Erek’in sanatının en dâhiyane tarafı, kaos ve sadeliği aynı çatı altında h iç göze çarptırmadan kullanabilmesi. Dinamikliğin ve eylemin hiç eksik olmadığı eserlerde, ben de kendimi kendime sormaktan alıkoyamadım “Ben bu koca denizin üstünde ne redeyim” diye sormadan edemedim. İngiltere’de yeni bir yaşam ve gelecek için gelen mülteci çocukların hikâyelerine yer verdiği sergisinde, özellikle üç fotoğrafın özgün bir biçimde yeniden ışıklı kutularda şekillendirildiği ve ışıklandırıldığı oda benim en çok dikkatimi çeken kısım oldu. Erek, fotoğraflarla ilgili olan açıklamasında “Çocukların hepsiyle bire bir görüştüm ve onlara terkettikleri yurtlarını, bu ülkede ne beklediklerini ve ev kavramını nasıl nitelendirdiklerini sordum” dedi. Fotoğraflara baktığınızda, sanki alevlerin hâkim olduğu renkler ve ışıkların ardından ince bir tülün çocuklarla aranıza girdiği bir manzara ile karşılaşıyorsunuz. Eserlerin üzerinde de, çocukların el yazısıyla bir nevi “hayalleri” yer alıyor. Anahtar kelimeler arasında aşk, aile ve arkadaşlık öne çıkıyor. Beni derinden etkileyen serginin bu kısmı, beni yine sorgulamaktan ayıramıyor ve soruyorum “Ev demek, belki de bu üç anahtar kelimenin aynı anda olabildiği yer. Aşk, aile ve arkadaşlık; ne daha fazla, ne daha az”.

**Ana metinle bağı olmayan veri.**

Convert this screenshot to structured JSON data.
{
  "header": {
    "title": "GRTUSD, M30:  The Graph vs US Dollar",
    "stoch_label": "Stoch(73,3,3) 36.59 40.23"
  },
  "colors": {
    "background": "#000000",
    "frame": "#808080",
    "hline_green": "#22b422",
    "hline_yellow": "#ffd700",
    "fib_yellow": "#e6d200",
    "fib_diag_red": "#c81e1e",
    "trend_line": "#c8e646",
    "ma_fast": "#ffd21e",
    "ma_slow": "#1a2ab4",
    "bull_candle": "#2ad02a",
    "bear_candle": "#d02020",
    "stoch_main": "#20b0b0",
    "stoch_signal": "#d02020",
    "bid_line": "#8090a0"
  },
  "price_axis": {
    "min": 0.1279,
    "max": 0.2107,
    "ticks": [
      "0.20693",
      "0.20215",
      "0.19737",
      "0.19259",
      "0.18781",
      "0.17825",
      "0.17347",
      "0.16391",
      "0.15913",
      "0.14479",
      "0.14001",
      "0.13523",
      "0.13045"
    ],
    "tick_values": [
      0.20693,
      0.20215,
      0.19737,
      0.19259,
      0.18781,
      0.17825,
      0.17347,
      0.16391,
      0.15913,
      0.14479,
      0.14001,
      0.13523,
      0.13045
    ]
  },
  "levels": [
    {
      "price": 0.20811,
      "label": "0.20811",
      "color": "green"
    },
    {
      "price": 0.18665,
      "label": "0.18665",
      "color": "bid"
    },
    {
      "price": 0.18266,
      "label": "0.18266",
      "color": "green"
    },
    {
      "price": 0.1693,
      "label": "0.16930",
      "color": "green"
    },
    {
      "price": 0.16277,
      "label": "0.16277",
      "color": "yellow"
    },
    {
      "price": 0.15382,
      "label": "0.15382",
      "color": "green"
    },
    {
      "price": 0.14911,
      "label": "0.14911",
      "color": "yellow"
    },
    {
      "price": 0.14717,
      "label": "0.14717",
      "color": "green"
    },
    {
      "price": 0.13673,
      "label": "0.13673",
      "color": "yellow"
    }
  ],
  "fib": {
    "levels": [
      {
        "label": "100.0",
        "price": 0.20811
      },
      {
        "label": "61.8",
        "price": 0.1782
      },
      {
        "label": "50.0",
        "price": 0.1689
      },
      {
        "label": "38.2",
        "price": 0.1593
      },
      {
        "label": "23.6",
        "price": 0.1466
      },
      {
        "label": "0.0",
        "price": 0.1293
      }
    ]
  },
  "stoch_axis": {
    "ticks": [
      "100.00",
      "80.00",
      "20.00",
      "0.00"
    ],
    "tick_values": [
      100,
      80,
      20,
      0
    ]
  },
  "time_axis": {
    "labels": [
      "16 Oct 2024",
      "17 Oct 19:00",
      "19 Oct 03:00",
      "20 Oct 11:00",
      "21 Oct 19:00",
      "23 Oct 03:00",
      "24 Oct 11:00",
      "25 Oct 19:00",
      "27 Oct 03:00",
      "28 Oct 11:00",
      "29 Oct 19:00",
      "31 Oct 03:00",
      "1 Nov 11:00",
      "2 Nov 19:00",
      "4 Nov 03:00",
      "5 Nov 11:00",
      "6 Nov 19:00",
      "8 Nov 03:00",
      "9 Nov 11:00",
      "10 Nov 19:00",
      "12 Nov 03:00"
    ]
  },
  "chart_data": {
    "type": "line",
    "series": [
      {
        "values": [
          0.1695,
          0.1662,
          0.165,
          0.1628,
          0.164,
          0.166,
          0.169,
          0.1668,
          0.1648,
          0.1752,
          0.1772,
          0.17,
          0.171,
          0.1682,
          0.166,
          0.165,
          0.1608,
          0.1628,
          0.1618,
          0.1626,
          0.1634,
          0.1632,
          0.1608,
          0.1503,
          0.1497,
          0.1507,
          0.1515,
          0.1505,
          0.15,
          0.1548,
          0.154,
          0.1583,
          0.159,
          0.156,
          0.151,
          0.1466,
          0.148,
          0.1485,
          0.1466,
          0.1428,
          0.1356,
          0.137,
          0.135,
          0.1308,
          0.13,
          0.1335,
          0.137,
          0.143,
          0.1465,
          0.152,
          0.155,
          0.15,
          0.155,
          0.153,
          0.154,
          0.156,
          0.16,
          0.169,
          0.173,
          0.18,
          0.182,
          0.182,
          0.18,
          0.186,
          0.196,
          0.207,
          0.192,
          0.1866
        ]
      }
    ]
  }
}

Evin üst katına çıktığımızda iki farklı odada yine iki farklı hikâye yer alıyor. Küçük bir yatağın sergilendiği odada, bir şeylerin “ters” olduğunu algılıyorsunuz. Bir bakıyorsunuz ki yatağın yorganı, sanki yatağın altına saklanmış bir kişinin koruyucusuymuş gibi yatağın üstünde değil, altında. Eserin orijinal fotoğraflarında da yatağın altında bir insan figürünün olduğu eser, korkularımızın ve endişelerimizin yuvası olan o küçük sığınağı hatırlatıyor; her gece başımızı koyduğumuz. Kim bilir tüm o yolcular için ne zorlu olmuştur diye düşünüyor insan, denize anıları fısıldamak.
Dalgalar ve “dünyanın” ön plana çıktığı bir başka odada da, dalgayı andıran yorgan üstünde bir can yeleği yerde duruyor. Dalgaların üzerine, can yeleğini simgeleyen tutuncu kumaşın boşluğuna baktığımda küçük bir ayna görüyorum. “Bu nedir” diye sorduğumda, Erek “dalgaların üstünde kendini görebiliyor musun?” diyor, bakıyorum, lakin gördüğüm yansımanın bana ait olup olmadığını kavrayamıyorum.
Ardından bana kısaca sergiyi gerçekleştirdiği evin hikâyesini anlatırken adeta Karma’nın gerçekliğine inanıyorum. Meğerse, serginin gerçekleştirildiği ev, bir zamanlar Erek’i iki kapı ötesindeki atölyesinin inşatını yaparken Erek’e sorunlar çıkaran bir kişinin eviymiş. Evini satmış giderken yarattığı sorunların tamamen ırkçı bir hareket olduğunu söyleyen Erek, zamanında buna çok da üzüldüğünü belirtiyor. “Ancak bakın şu an hangi evde serginiz sergileniyor” diyorum gülerek, “Hayatın güzel bir espri anlayışı var” diyor.
Broken Tide, 2 Temmuz Cumartesi günü kadar 78a Mildmay N1 4NG, Dalston adresinde 16.00’dan 21.00’a kadar devam edecek.